Last season the pivotal pairing was in continual flux with Duncan Weir and Jason Tovey swapping around the No.10 role while Fowles, Hidalgo-Clyne and Sean Kennedy, who has had injuries pre-season but will soon re-enter the fray, jostling away at scrum-half.
Cockerill has put his faith in Scotland internationalist Weir over his Welsh rival Tovey so far but, after starting with Hidalgo-Clyne in the first two Guinness Pro14 matches, it is Fowles who has been selected for the losses to Treviso and Scarlets.
Injuries, the physical toll of the modern game and international windows, mean that very rarely can a player expect to occupy the same jersey for the whole season so long as they can stay fit. It will be interesting to see how the situation develops in the coming months as logic would dictate that a confident and familiar pairing at nine and 10 could only help Edinburgh develop the kind of consistency that has been missing for so long.
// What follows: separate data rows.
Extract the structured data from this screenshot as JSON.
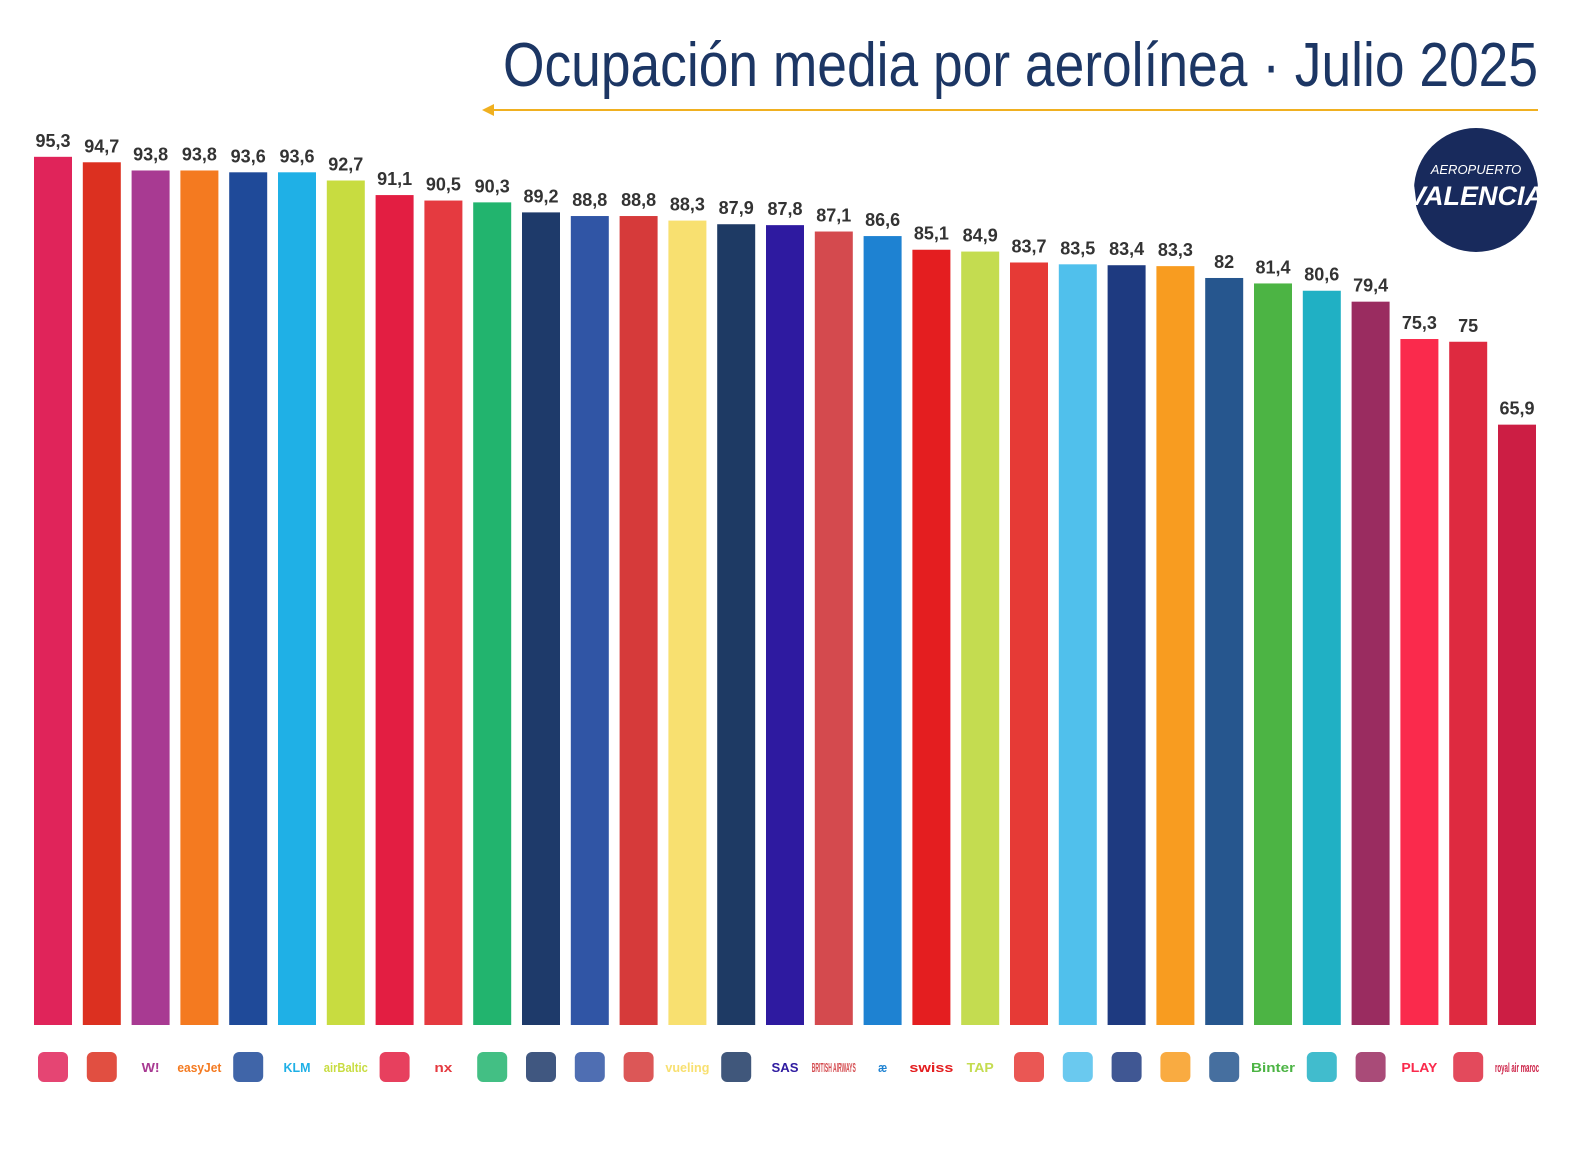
{
  "chart_data": {
    "type": "bar",
    "title": "Ocupación media por aerolínea · Julio 2025",
    "badge": [
      "AEROPUERTO",
      "VALENCIA"
    ],
    "categories": [
      null,
      null,
      "W!",
      "easyJet",
      null,
      "KLM",
      "airBaltic",
      null,
      "nx",
      null,
      null,
      null,
      null,
      "vueling",
      null,
      "SAS",
      "BRITISH AIRWAYS",
      "æ",
      "swiss",
      "TAP",
      null,
      null,
      null,
      null,
      null,
      "Binter",
      null,
      null,
      "PLAY",
      null,
      "royal air maroc"
    ],
    "values": [
      95.3,
      94.7,
      93.8,
      93.8,
      93.6,
      93.6,
      92.7,
      91.1,
      90.5,
      90.3,
      89.2,
      88.8,
      88.8,
      88.3,
      87.9,
      87.8,
      87.1,
      86.6,
      85.1,
      84.9,
      83.7,
      83.5,
      83.4,
      83.3,
      82,
      81.4,
      80.6,
      79.4,
      75.3,
      75,
      65.9
    ],
    "value_labels": [
      "95,3",
      "94,7",
      "93,8",
      "93,8",
      "93,6",
      "93,6",
      "92,7",
      "91,1",
      "90,5",
      "90,3",
      "89,2",
      "88,8",
      "88,8",
      "88,3",
      "87,9",
      "87,8",
      "87,1",
      "86,6",
      "85,1",
      "84,9",
      "83,7",
      "83,5",
      "83,4",
      "83,3",
      "82",
      "81,4",
      "80,6",
      "79,4",
      "75,3",
      "75",
      "65,9"
    ],
    "colors": [
      "#e0245a",
      "#dc3020",
      "#a83a92",
      "#f47a20",
      "#1f4a99",
      "#1fb0e6",
      "#c8dc40",
      "#e31e42",
      "#e53a40",
      "#22b46e",
      "#1e3a6a",
      "#3055a5",
      "#d63a3a",
      "#f8e070",
      "#1e3a64",
      "#2e1aa0",
      "#d44a4e",
      "#1e82d2",
      "#e41e20",
      "#c4dc50",
      "#e63a36",
      "#50c0ec",
      "#1e3a80",
      "#f89c20",
      "#26568e",
      "#4cb444",
      "#20b0c4",
      "#9a2c60",
      "#fa2a4c",
      "#de2a40",
      "#cc1e44"
    ],
    "ylim": [
      0,
      100
    ]
  }
}
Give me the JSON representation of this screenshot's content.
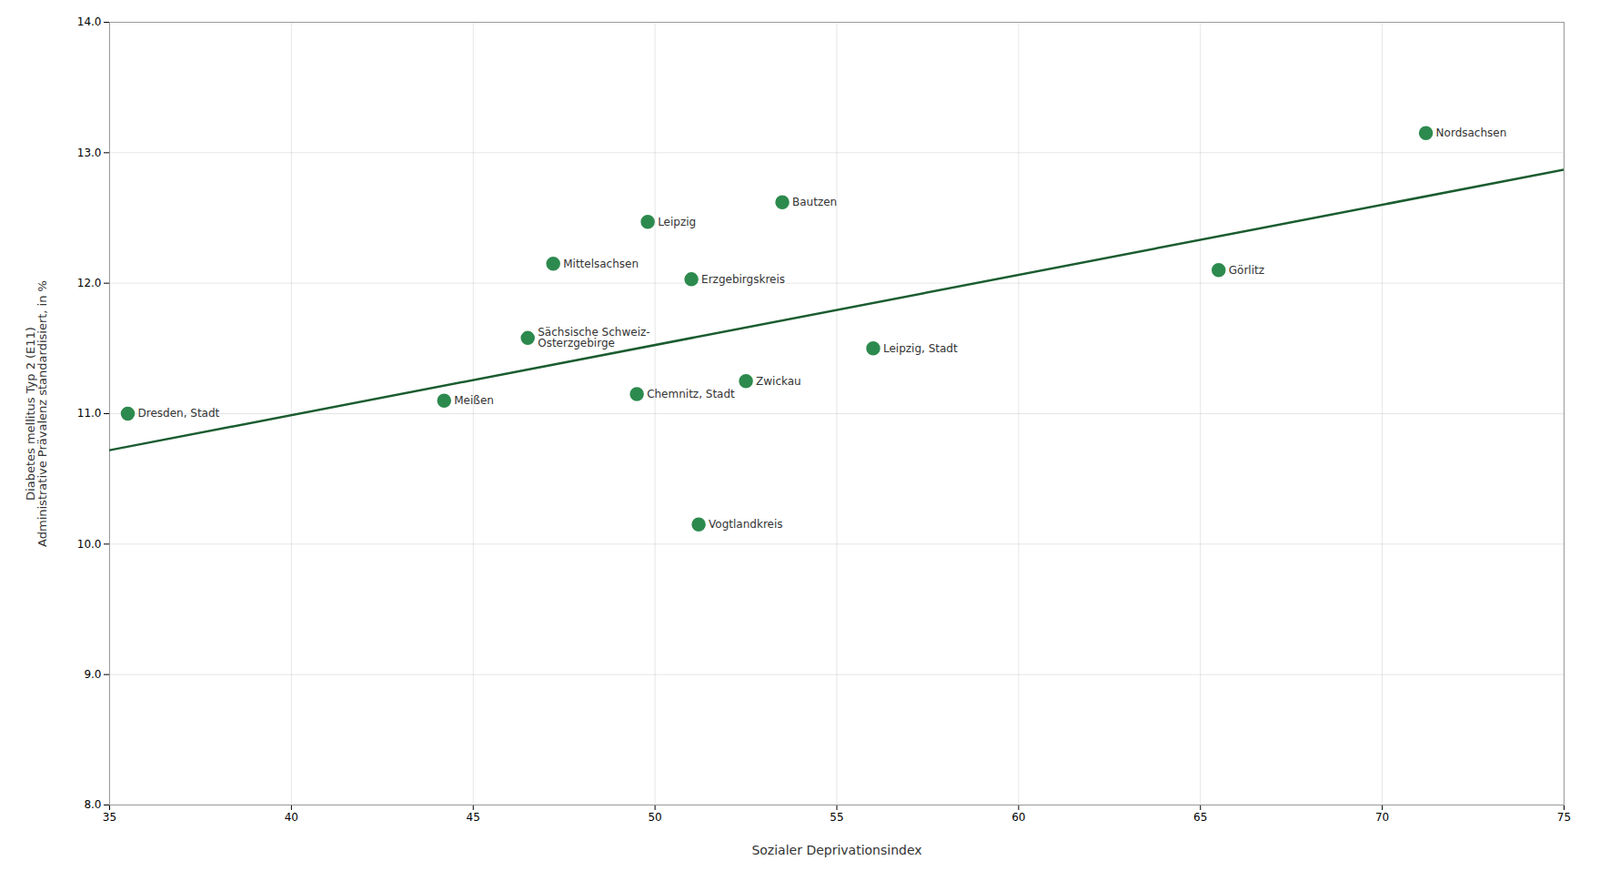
{
  "chart_data": {
    "type": "scatter",
    "xlabel": "Sozialer Deprivationsindex",
    "ylabel": "Diabetes mellitus Typ 2 (E11)\nAdministrative Prävalenz standardisiert, in %",
    "labels": [
      "Dresden, Stadt",
      "Meißen",
      "Sächsische Schweiz-\nOsterzgebirge",
      "Mittelsachsen",
      "Chemnitz, Stadt",
      "Leipzig",
      "Erzgebirgskreis",
      "Vogtlandkreis",
      "Zwickau",
      "Bautzen",
      "Leipzig, Stadt",
      "Görlitz",
      "Nordsachsen"
    ],
    "x": [
      35.5,
      44.2,
      46.5,
      47.2,
      49.5,
      49.8,
      51.0,
      51.2,
      52.5,
      53.5,
      56.0,
      65.5,
      71.2
    ],
    "values": [
      11.0,
      11.1,
      11.58,
      12.15,
      11.15,
      12.47,
      12.03,
      10.15,
      11.25,
      12.62,
      11.5,
      12.1,
      13.15
    ],
    "color": "#2d8a4e",
    "regression_line": {
      "type": "line",
      "x": [
        35.0,
        75.0
      ],
      "values": [
        10.72,
        12.87
      ],
      "color": "#1a5c30"
    },
    "xlim": [
      35,
      75
    ],
    "ylim": [
      8,
      14
    ],
    "xticks": [
      35,
      40,
      45,
      50,
      55,
      60,
      65,
      70,
      75
    ],
    "yticks": [
      8,
      9,
      10,
      11,
      12,
      13,
      14
    ],
    "grid": true
  }
}
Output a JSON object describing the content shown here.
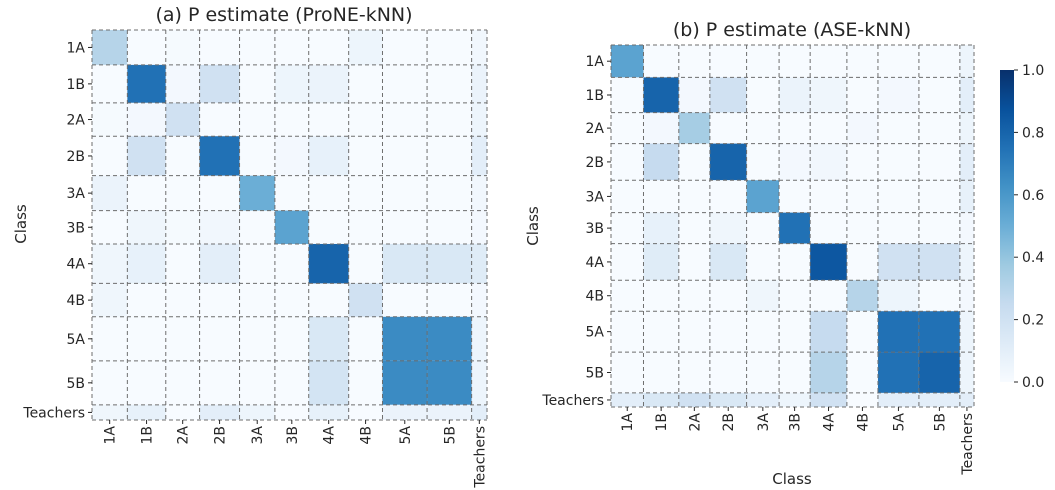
{
  "figure": {
    "panels": [
      {
        "title": "(a) P estimate (ProNE-kNN)",
        "xlabel": "",
        "ylabel": "Class"
      },
      {
        "title": "(b) P estimate (ASE-kNN)",
        "xlabel": "Class",
        "ylabel": "Class"
      }
    ],
    "colorbar": {
      "ticks": [
        "0.0",
        "0.2",
        "0.4",
        "0.6",
        "0.8",
        "1.0"
      ],
      "colormap": "Blues"
    }
  },
  "chart_data": [
    {
      "type": "heatmap",
      "title": "(a) P estimate (ProNE-kNN)",
      "xlabel": "",
      "ylabel": "Class",
      "categories": [
        "1A",
        "1B",
        "2A",
        "2B",
        "3A",
        "3B",
        "4A",
        "4B",
        "5A",
        "5B",
        "Teachers"
      ],
      "xtick_labels": [
        "1A",
        "1B",
        "2A",
        "2B",
        "3A",
        "3B",
        "4A",
        "4B",
        "5A",
        "5B",
        "Teachers"
      ],
      "ytick_labels": [
        "1A",
        "1B",
        "2A",
        "2B",
        "3A",
        "3B",
        "4A",
        "4B",
        "5A",
        "5B",
        "Teachers"
      ],
      "block_sizes": [
        23,
        25,
        22,
        26,
        23,
        22,
        26,
        22,
        29,
        29,
        10
      ],
      "block_values": [
        [
          0.3,
          0.0,
          0.01,
          0.0,
          0.0,
          0.0,
          0.0,
          0.05,
          0.0,
          0.0,
          0.03
        ],
        [
          0.0,
          0.75,
          0.02,
          0.2,
          0.0,
          0.05,
          0.06,
          0.0,
          0.0,
          0.0,
          0.06
        ],
        [
          0.01,
          0.02,
          0.2,
          0.0,
          0.0,
          0.0,
          0.0,
          0.0,
          0.0,
          0.0,
          0.05
        ],
        [
          0.0,
          0.2,
          0.0,
          0.75,
          0.0,
          0.02,
          0.08,
          0.0,
          0.0,
          0.0,
          0.1
        ],
        [
          0.06,
          0.0,
          0.0,
          0.0,
          0.5,
          0.0,
          0.0,
          0.0,
          0.0,
          0.0,
          0.03
        ],
        [
          0.0,
          0.04,
          0.01,
          0.03,
          0.0,
          0.55,
          0.0,
          0.0,
          0.0,
          0.0,
          0.02
        ],
        [
          0.04,
          0.08,
          0.0,
          0.1,
          0.0,
          0.0,
          0.8,
          0.0,
          0.15,
          0.15,
          0.12
        ],
        [
          0.04,
          0.0,
          0.0,
          0.0,
          0.0,
          0.0,
          0.0,
          0.2,
          0.0,
          0.0,
          0.02
        ],
        [
          0.0,
          0.0,
          0.0,
          0.0,
          0.0,
          0.0,
          0.15,
          0.0,
          0.65,
          0.65,
          0.05
        ],
        [
          0.0,
          0.0,
          0.0,
          0.0,
          0.0,
          0.0,
          0.18,
          0.0,
          0.65,
          0.65,
          0.05
        ],
        [
          0.04,
          0.08,
          0.0,
          0.1,
          0.05,
          0.0,
          0.08,
          0.0,
          0.06,
          0.06,
          0.1
        ]
      ],
      "vmin": 0.0,
      "vmax": 1.0,
      "colormap": "Blues",
      "grid": true
    },
    {
      "type": "heatmap",
      "title": "(b) P estimate (ASE-kNN)",
      "xlabel": "Class",
      "ylabel": "Class",
      "categories": [
        "1A",
        "1B",
        "2A",
        "2B",
        "3A",
        "3B",
        "4A",
        "4B",
        "5A",
        "5B",
        "Teachers"
      ],
      "xtick_labels": [
        "1A",
        "1B",
        "2A",
        "2B",
        "3A",
        "3B",
        "4A",
        "4B",
        "5A",
        "5B",
        "Teachers"
      ],
      "ytick_labels": [
        "1A",
        "1B",
        "2A",
        "2B",
        "3A",
        "3B",
        "4A",
        "4B",
        "5A",
        "5B",
        "Teachers"
      ],
      "block_sizes": [
        23,
        25,
        22,
        26,
        23,
        22,
        26,
        22,
        29,
        29,
        10
      ],
      "block_values": [
        [
          0.55,
          0.0,
          0.0,
          0.0,
          0.0,
          0.0,
          0.0,
          0.0,
          0.0,
          0.0,
          0.05
        ],
        [
          0.0,
          0.8,
          0.02,
          0.2,
          0.0,
          0.06,
          0.04,
          0.0,
          0.02,
          0.0,
          0.1
        ],
        [
          0.0,
          0.02,
          0.35,
          0.0,
          0.0,
          0.0,
          0.0,
          0.02,
          0.0,
          0.0,
          0.05
        ],
        [
          0.0,
          0.25,
          0.0,
          0.8,
          0.0,
          0.02,
          0.03,
          0.0,
          0.0,
          0.0,
          0.1
        ],
        [
          0.0,
          0.0,
          0.0,
          0.0,
          0.55,
          0.0,
          0.0,
          0.0,
          0.0,
          0.0,
          0.08
        ],
        [
          0.0,
          0.08,
          0.0,
          0.04,
          0.0,
          0.75,
          0.0,
          0.0,
          0.0,
          0.0,
          0.02
        ],
        [
          0.0,
          0.12,
          0.0,
          0.15,
          0.0,
          0.0,
          0.85,
          0.0,
          0.2,
          0.2,
          0.05
        ],
        [
          0.0,
          0.0,
          0.0,
          0.0,
          0.04,
          0.0,
          0.0,
          0.3,
          0.05,
          0.0,
          0.02
        ],
        [
          0.0,
          0.0,
          0.0,
          0.0,
          0.0,
          0.0,
          0.25,
          0.0,
          0.75,
          0.75,
          0.05
        ],
        [
          0.0,
          0.0,
          0.0,
          0.0,
          0.0,
          0.0,
          0.3,
          0.0,
          0.75,
          0.8,
          0.05
        ],
        [
          0.1,
          0.15,
          0.2,
          0.15,
          0.1,
          0.05,
          0.2,
          0.0,
          0.1,
          0.1,
          0.1
        ]
      ],
      "vmin": 0.0,
      "vmax": 1.0,
      "colormap": "Blues",
      "grid": true
    }
  ]
}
We will learn today, when Cockerill names his team for the trip to Leinster tomorrow night, whether Fowles has kept hold of the starting slot, but he is keen to stress the positives of the situation.
“It is good, it is competitive which is a healthy environment to be in,” said the 24-year-old. “We are pushing each other in training every day and every week, which is a good thing for the team. We have the two of us champing at the bit every week to get into the team which is good and I am embracing it.
“Sean will be back too and it is not just in my position. You look across the board and there is a lot of competition for places. That is really good for the club to have that headache around selection. It is positive for the team.”
Hidalgo-Clyne is the man with the international experience having nine caps to his name, and is seen as, perhaps, the more dynamic and capable of sparking something in attack, with Fowles offering a bit more solidity of service.
That said, the lad from Rochdale who came up through the Sale academy but is Scottish-qualified through an Edinburgh grandfather, showed with his man of the tournament exploits at last year’s Melrose Sevens that he too has pace and skill in his locker.
“I see [my service] as a big key point, one of my strengths,” continued Fowles. “I do work really hard on my core skills, my kicking and my passing.
“It is a non-negotiable for someone in my position – I have to get that the backline moving. It is a big thing and I pay quite a lot of attention to it.
“We are different players. Sam is a very good at some things and can create something out of nothing. He has that a bit of X-factor about him as well. There are parts of his game that I am not quite as good at, and there are parts of my game where he is not as good as me. It is a nice balance to have for the team.”
Fowles insisted that the two recent defeats had not shaken the squad’s belief that they can get moving up the Conference B table and make one of the top-three play-off places come the season’s end.
“Yes, we all believe that. We are not here just to make up the numbers,” he said. “We are all competitive people and would not be in this job otherwise. We all aspire to be there and I think it is something we can achieve.
“We have a lot more in us. It is an exciting prospect. We are only four games into the season and we are learning each week, working really hard of the pitch and on the pitch to get better as a team.
“That is what we have got to do. As long as we put it out there week on week and keep getting better, that is all we can ask of each other. Then we will see where it gets us.”